Check column names by visualizing output of the 'Score Model'. Column names for predicted variable may differ depending on which regression model is used, e.g. 'Scored Label Mean' for Decision Forest Regression, or 'Scored Labels' for Linear regression.
Rename the column in the input data frame with target/label variable values ('Cost' in the example) to have a new name - 'Actual'.
Similarly, rename the column in the input data frame with predicted variable values ('Predicted Cost' in the example) to have a new name - 'Predicted'.
See hints in the R script of the 'Enhanced Evaluate Model'.
2. Copy 'Enhanced Evaluate Model', paste it into your experiment canvas, and connect input of this module to the output of the 'Score Model'.
**Output**
Right click on the left output port (1) of the Enhanced Evaluate Model module. Select Visualize option from a drop down menu.
The output is presented in a table with three columns: metric abbreviation, metric full name and numerical estimate. Another option is to attach a Convert to CSV module to the Enhanced Evaluate Model module and download output file.
Note that results are rounded to four digits after the decimal point.
**Concluding Remarks**
Note that the operation of the module assumes that all data preparation has been done: there are no NA (missing) data elements, all data are numeric.
Note that some metrics perform division operation and may return error messages, if denominator is equal or close to zero.
Note that the module is publicly shared for information and training purposes only.
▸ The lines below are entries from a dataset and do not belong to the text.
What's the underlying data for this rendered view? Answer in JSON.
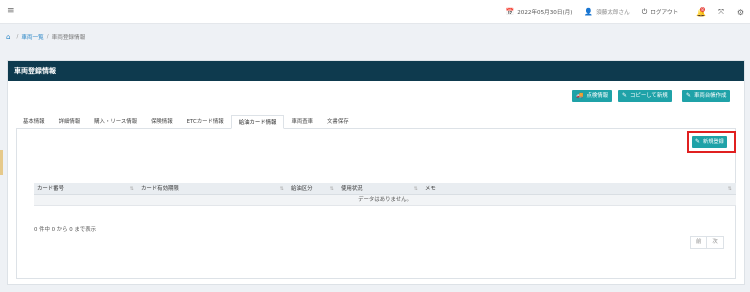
{
  "header": {
    "date_text": "2022年05月30日(月)",
    "user_text": "須藤太郎さん",
    "logout_label": "ログアウト",
    "notification_count": "8"
  },
  "breadcrumb": {
    "items": [
      "車両一覧",
      "車両登録情報"
    ]
  },
  "panel": {
    "title": "車両登録情報",
    "actions": {
      "inspection_label": "点検情報",
      "copy_label": "コピーして新規",
      "ledger_label": "車両台帳作成"
    }
  },
  "tabs": [
    {
      "label": "基本情報"
    },
    {
      "label": "詳細情報"
    },
    {
      "label": "購入・リース情報"
    },
    {
      "label": "保険情報"
    },
    {
      "label": "ETCカード情報"
    },
    {
      "label": "給油カード情報"
    },
    {
      "label": "車両査車"
    },
    {
      "label": "文書保存"
    }
  ],
  "active_tab": "給油カード情報",
  "fuel_card": {
    "new_button_label": "新規登録",
    "columns": [
      "カード番号",
      "カード有効期限",
      "給油区分",
      "使用状況",
      "メモ"
    ],
    "empty_text": "データはありません。",
    "info_text": "0 件中 0 から 0 まで表示",
    "pager": {
      "prev": "前",
      "next": "次"
    }
  },
  "colors": {
    "panel_header": "#0e3a4e",
    "button_teal": "#1fa2a8",
    "highlight_red": "#e02020",
    "link_blue": "#2a86c6"
  }
}
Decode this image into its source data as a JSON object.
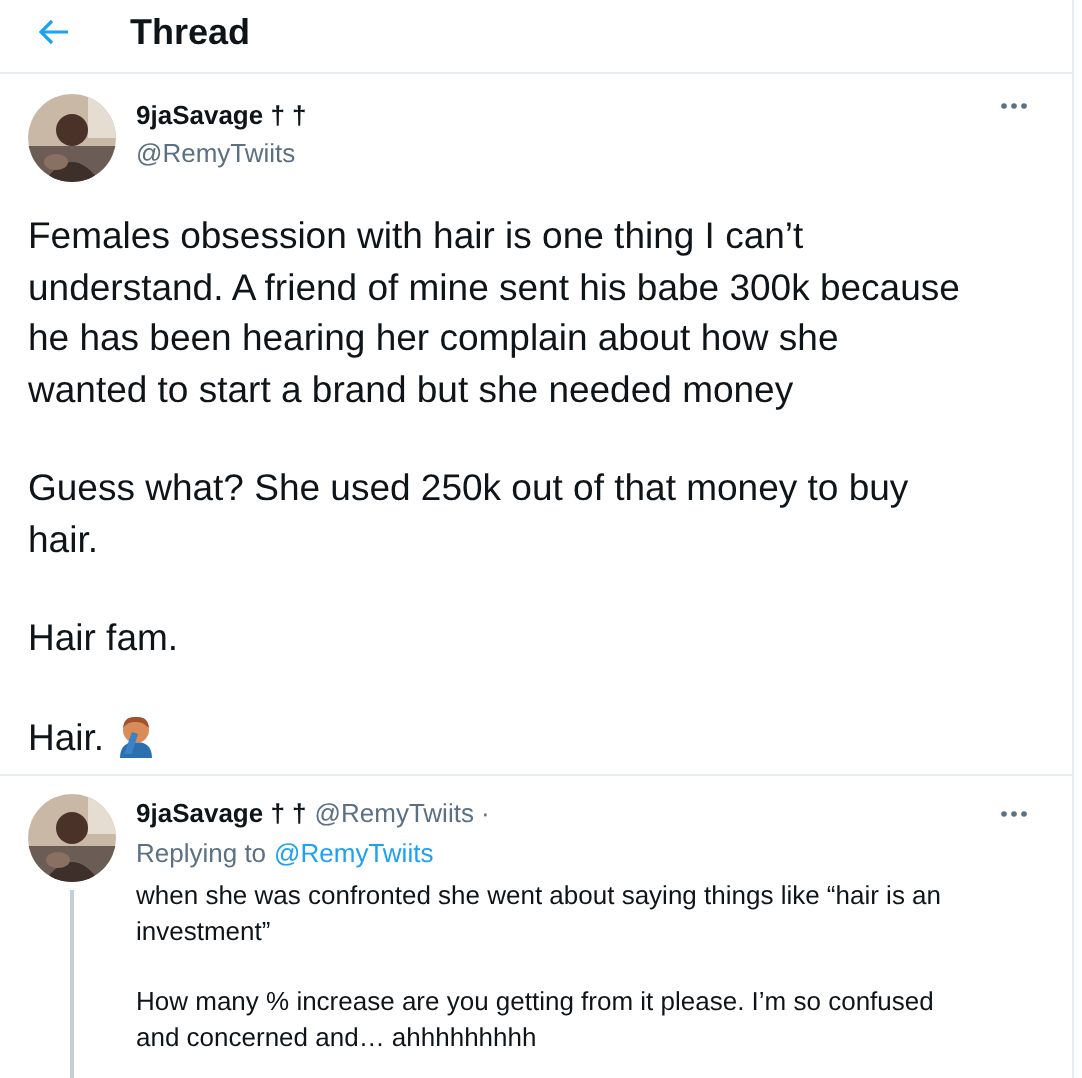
{
  "header": {
    "title": "Thread"
  },
  "tweet": {
    "name": "9jaSavage † †",
    "handle": "@RemyTwiits",
    "paragraphs": [
      "Females obsession with hair is one thing I can’t understand. A friend of mine sent his babe 300k because he has been hearing her complain about how she wanted to start a brand but she needed money",
      "Guess what? She used 250k out of that money to buy hair.",
      "Hair fam.",
      "Hair."
    ]
  },
  "reply": {
    "name": "9jaSavage † †",
    "handle": "@RemyTwiits ·",
    "replying_label": "Replying to",
    "replying_handle": "@RemyTwiits",
    "paragraphs": [
      "when she was confronted she went about saying things like “hair is an investment”",
      "How many % increase are you getting from it please. I’m so confused and concerned and… ahhhhhhhhh"
    ]
  }
}
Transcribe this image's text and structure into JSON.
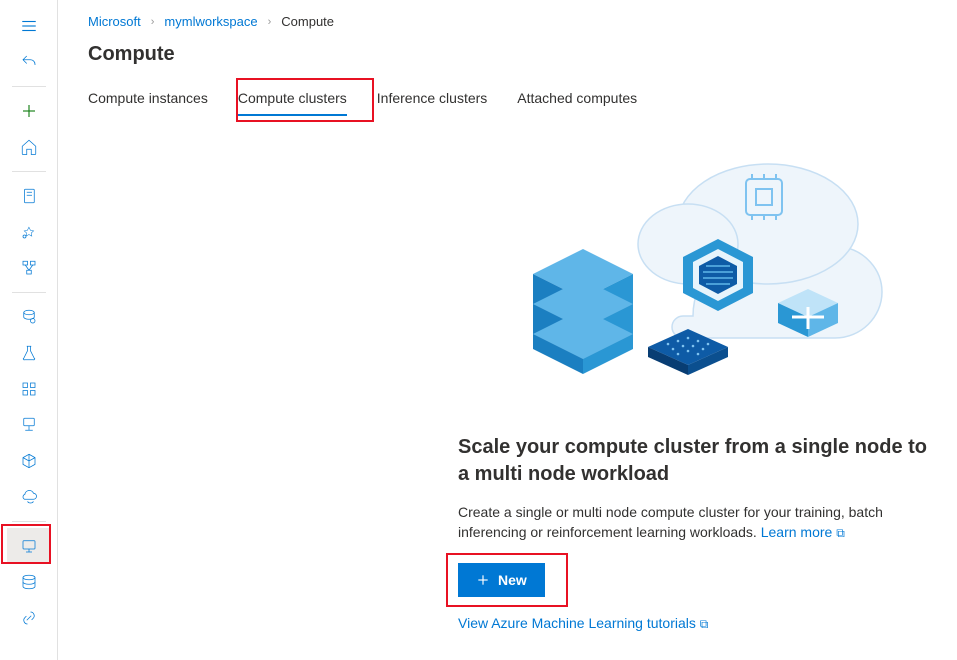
{
  "breadcrumb": {
    "items": [
      {
        "label": "Microsoft"
      },
      {
        "label": "mymlworkspace"
      }
    ],
    "current": "Compute"
  },
  "page_title": "Compute",
  "tabs": [
    {
      "label": "Compute instances"
    },
    {
      "label": "Compute clusters"
    },
    {
      "label": "Inference clusters"
    },
    {
      "label": "Attached computes"
    }
  ],
  "empty_state": {
    "heading": "Scale your compute cluster from a single node to a multi node workload",
    "description": "Create a single or multi node compute cluster for your training, batch inferencing or reinforcement learning workloads.  ",
    "learn_more": "Learn more",
    "new_button": "New",
    "tutorials_link": "View Azure Machine Learning tutorials"
  },
  "sidebar_icons": [
    "menu",
    "undo",
    "plus",
    "home",
    "notebook",
    "automl",
    "pipeline",
    "data",
    "experiment",
    "model",
    "endpoint",
    "environment",
    "cloud",
    "compute",
    "datastore",
    "linked"
  ]
}
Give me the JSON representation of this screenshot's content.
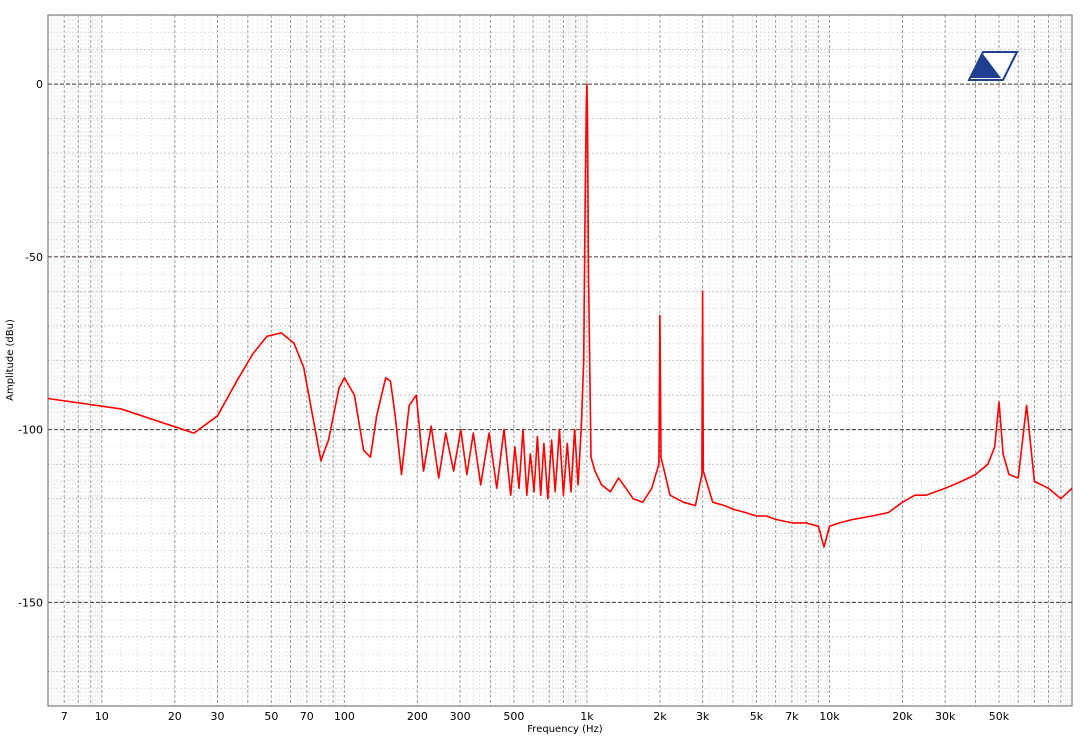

All efforts were taken to make this module error-free. However, we do not guarantee the correctness, reliability and completeness of the material and the module is provided "as is", without warranty of any kind, express or implied. Any user is acting entirely at their own risk.
Note that the views, opinions and conclusions expressed in this document are those of the author alone and do not necessarily represent the views of the author’s current or former employers.